Bab 44: Sampai Di Sini

29 3 0
                                        

"Kenapa Aden bisa bertemu Danar? Adikmu itu menyatakan hubungan palsu kita secara terang-terangan di dalam rekaman," ujar Raga dari seberang sana dengan nada yang tegas. Percakapan mereka dalam mode pengeras suara.

Hening tidak langsung menjawab, maniknya melirik Aden yang balas menatapnya dengan menggelengkan tendasnya pelan. "Aku ... aku minta maaf. Aden nggak sengaja, aku yakin itu. Kamu tahu kan sifat Aden gimana, nggak mungkin dia ngebocorin hal itu begitu saja."

"Dibayar berapa?"tanya Raga dengan nada rendah. "Aden dibayar berapa oleh Danar sampai dia mau membuka suara begitu?"

Gadis itu mengerjap, kembali menatap sang adik yang tampak terkejut. Perlahan, Hening sedikit menelengkan tendas, mencoba membaca raut wajah yang disuguhkan Aden saat ini, seraya menjauhkan gawainya. Hening tidak langsung menjawab dan memilih lempar tanya pada adiknya. "Lo dibayar Danar?"

Aden menggeleng cepat. "Berani sumpah gue nggak nerima uang sama sekali!"

Alis Hening mengernyit seraya mendekatkan gawainya lagi, baginya situasi sekarang sungguhlah rumit. "Aden nggak ... halo? Halo Mas?" Panggilan itu terputus, Hening mencoba menghubungi Raga lagi tapi tidak diangkat.

Duh, kenapa jadi begini sih? keluh Hening sambil masih mencoba menelpon Raga.

"Mbak, gue yakin rekaman itu udah di edit sama dia. Pasti ada beberapa percakapan yang dia potong terus tempel karena memang awalnya kami ngobrol biasa. Hari sebelumnya gue dihubungi seseorang buat ditawari projek besar, bikin aplikasi soal bantuan hukum ... jadi semacam platform layanan lah. Nah hari ini tadi ketemu dia, gue awalnya mencoba berpikiran positif saat lihat wajah Danar yang muncul sama dua orang laki yang badannya gede kayak preman, eh ujung-ujungnya gue disogok duit terus emosi dan keceplosan saat lo sama Bang Raga dijelek-jelekin," jelas Aden panjang lebar.

Hening menyudahi usahanya untuk menghubungi Raga, ponselnya sudah tidak aktif sepertinya sengaja dimatikan. Gadis itu menaruh gawainya dengan kasar ke meja seraya bersandar, lalu menangkup depan wajahnya dengan kedua tangan.

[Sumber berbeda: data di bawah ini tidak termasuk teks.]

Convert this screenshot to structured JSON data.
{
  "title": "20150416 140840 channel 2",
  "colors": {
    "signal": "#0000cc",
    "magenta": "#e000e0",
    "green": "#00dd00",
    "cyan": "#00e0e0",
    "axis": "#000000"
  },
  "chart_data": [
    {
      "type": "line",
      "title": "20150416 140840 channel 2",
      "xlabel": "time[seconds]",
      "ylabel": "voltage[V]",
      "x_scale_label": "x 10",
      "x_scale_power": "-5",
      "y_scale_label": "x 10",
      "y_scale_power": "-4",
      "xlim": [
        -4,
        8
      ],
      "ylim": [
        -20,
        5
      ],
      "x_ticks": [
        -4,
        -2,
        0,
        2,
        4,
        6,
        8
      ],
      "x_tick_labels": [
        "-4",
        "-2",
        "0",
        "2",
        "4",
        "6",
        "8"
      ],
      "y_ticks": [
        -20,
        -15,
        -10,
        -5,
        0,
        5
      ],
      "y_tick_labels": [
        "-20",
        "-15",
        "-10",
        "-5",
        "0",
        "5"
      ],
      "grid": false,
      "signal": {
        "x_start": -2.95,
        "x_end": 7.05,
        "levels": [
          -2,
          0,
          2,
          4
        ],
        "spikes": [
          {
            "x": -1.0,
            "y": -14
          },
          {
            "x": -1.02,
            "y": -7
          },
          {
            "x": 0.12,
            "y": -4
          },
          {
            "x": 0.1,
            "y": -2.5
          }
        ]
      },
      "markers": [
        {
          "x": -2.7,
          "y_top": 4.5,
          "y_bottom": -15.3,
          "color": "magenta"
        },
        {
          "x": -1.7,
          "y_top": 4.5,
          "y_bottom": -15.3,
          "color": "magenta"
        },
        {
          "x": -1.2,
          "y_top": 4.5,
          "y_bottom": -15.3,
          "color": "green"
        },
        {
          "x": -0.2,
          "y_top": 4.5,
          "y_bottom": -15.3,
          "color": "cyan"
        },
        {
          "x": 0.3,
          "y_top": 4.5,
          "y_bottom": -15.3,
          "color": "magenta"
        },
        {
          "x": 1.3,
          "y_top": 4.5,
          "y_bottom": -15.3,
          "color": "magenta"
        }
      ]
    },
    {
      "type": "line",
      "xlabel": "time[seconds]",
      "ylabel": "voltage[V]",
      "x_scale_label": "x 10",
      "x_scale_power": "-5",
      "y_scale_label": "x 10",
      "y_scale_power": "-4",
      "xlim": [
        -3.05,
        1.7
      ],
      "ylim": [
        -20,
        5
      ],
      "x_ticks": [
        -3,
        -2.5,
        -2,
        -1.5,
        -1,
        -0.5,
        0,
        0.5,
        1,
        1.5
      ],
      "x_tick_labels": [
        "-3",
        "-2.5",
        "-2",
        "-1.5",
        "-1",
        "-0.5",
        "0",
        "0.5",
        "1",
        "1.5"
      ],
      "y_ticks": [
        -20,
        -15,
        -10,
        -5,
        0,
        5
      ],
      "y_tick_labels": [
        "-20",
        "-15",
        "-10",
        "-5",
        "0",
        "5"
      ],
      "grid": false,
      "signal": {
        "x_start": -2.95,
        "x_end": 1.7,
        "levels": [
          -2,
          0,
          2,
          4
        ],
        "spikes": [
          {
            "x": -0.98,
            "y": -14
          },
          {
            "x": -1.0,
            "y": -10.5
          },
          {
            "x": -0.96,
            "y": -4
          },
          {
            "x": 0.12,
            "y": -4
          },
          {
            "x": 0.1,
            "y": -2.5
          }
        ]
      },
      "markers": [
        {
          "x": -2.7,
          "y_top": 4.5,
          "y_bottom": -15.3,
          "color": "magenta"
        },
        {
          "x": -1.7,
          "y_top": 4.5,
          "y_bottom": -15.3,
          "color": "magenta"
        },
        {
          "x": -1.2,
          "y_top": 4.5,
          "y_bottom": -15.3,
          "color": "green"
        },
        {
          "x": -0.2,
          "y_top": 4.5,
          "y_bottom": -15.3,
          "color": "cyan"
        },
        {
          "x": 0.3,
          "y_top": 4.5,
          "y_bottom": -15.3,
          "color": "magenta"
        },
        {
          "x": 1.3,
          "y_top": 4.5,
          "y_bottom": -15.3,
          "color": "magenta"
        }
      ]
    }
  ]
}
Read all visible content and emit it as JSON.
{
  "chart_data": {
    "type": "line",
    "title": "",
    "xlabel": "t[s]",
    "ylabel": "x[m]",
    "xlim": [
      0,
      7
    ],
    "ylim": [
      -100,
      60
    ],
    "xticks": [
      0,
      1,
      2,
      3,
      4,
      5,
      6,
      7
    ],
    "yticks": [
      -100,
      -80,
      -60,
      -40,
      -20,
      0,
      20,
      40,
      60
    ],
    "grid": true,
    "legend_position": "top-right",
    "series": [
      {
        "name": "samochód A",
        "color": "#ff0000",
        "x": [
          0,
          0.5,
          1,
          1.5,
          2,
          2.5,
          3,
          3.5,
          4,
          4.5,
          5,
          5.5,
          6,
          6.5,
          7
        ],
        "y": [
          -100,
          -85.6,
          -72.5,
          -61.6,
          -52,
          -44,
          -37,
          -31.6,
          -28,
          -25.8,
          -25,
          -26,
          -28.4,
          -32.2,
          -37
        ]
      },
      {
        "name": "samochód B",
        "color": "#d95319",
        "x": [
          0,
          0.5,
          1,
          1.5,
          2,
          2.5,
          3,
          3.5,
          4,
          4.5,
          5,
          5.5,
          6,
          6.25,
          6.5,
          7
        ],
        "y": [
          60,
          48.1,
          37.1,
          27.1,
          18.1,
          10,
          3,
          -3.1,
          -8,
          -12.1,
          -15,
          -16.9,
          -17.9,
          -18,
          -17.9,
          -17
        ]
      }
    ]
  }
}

"Maaf Mbak ...," timpal Aden yang merasa sangat bersalah. Dia benar-benar dijebak oleh Danar, pria itu sungguh-sungguh menghalalkan segala cara untuk menjatuhkan kakaknya dan juga Raga.

Seharusnya Hening akan percaya dengan ucapan adiknya sendiri. Tapi beda lagi jika Aden memang sedang membutuhkan uang kan? Lagi-lagi, besok Hening harus menjelaskan semuanya kepada Raga.

***

Suara laju kendaraan mendominasi pagi yang tampak normal dengan awan kelabu yang menandakan hari sedang mendung. Di pinggir jalan ada dua orang yang sedang bercengkrama di kendaraannya masing-masing, satu pria dengan mobil sedan ungu kesayangannya, dan pria satunya duduk di atas motor.

"Uang sudah saya transfer ya. Ah, harusnya dari dulu saya langsung mengajakmu bekerjasama," ujar Danar dari dalam mobil kemudi seraya tertawa senang. "Pas butuh uang begini saja, baru datang ke saya."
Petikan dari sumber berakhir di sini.